After News Outlets were widely criticized for the mistake, some news outlets issued a correction and the reporter in question also publicly apologized.

Amid protests over Kaba's death, feminist author Claire Heuchan tweeted: "When news of Queen Elizabeth's death hits the news, let's not forget Chris Kaba.

“He couldn't live to old age, die peacefully surrounded by his children and grandchildren. Chris Kaba was shot dead at the age of 24. And the police must be held accountable. "

Mental health charity Mind shared a short Twitter thread on Monday titled "We need to talk about Chris Kaba."
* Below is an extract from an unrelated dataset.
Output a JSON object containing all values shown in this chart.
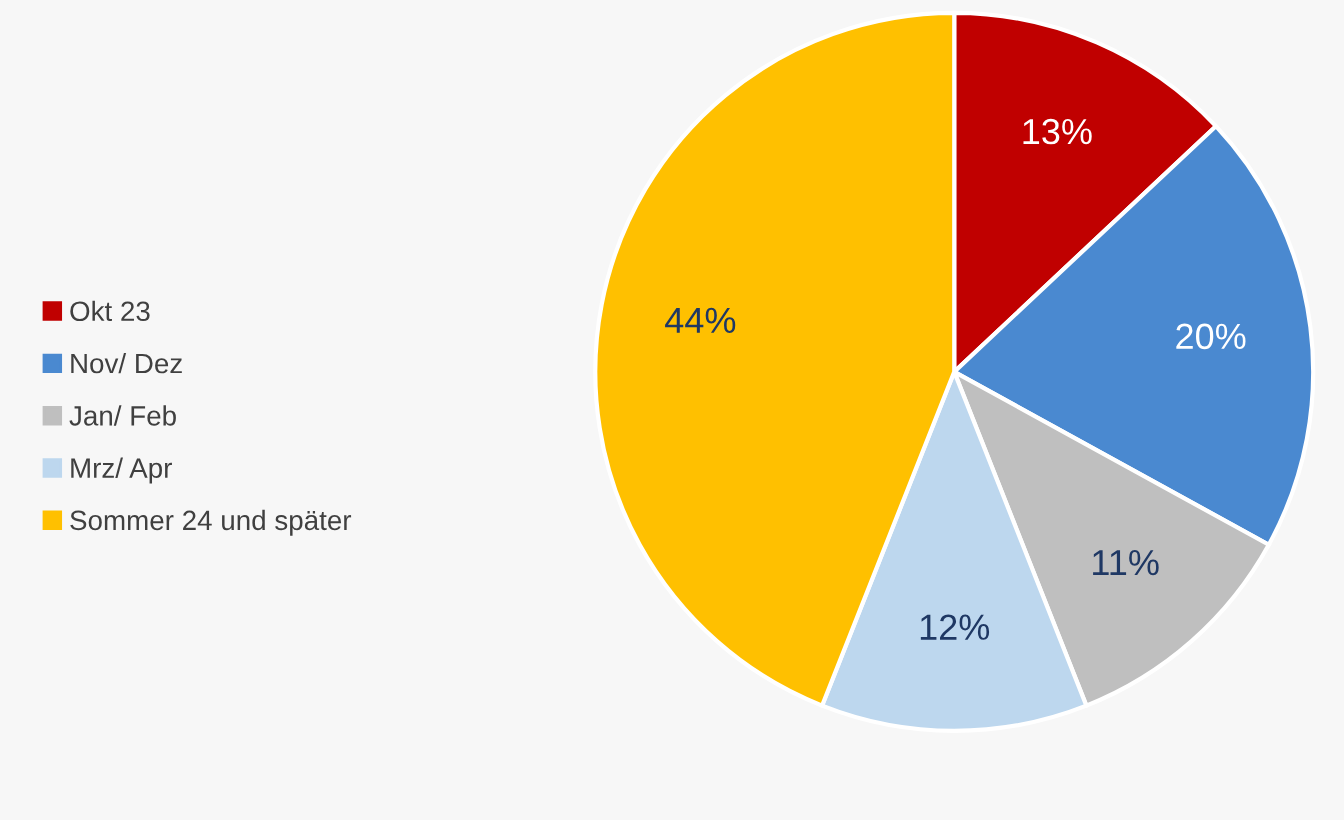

"The killing of an unarmed black man by a police officer is hard to bear," the organization said in a statement. “Especially when young blacks die disproportionately at the hands of the police [source: investigation]. The queen's death is dominating the news right now, but Chris Kaba deserves our attention.

“The racial trauma is real. And events like Chris Kaba's death can be incredibly inspiring. If you have problems with the news, please contact us. We are here for you. "

After Kaba's death, the police officer who fired the fatal shot was suspended.

Metropolitan Police Deputy Commissioner Amanda Pearson said in a statement: "After Chris Kaba's death, the firearms officer involved was suspended from duty.

"This decision was made after careful consideration of a number of factors, including the significant impact on public confidence and in light of the IOPC Fund's announcement that it would conduct a murder investigation.


“My thoughts and condolences go out to Mr. Kaba's family and friends. I understand how concerned communities are, especially black communities, and I appreciate those who work closely with our local officials. "

Pearson added that the decision to suspend the officer "does not determine the outcome of the IOPC Fund investigation," continued Pearson: "Firearms officers serve to protect the public and know that on rare occasions they shoot weapons. , are being scrutinized ... I know this development will have a significant impact on the officer and his colleagues.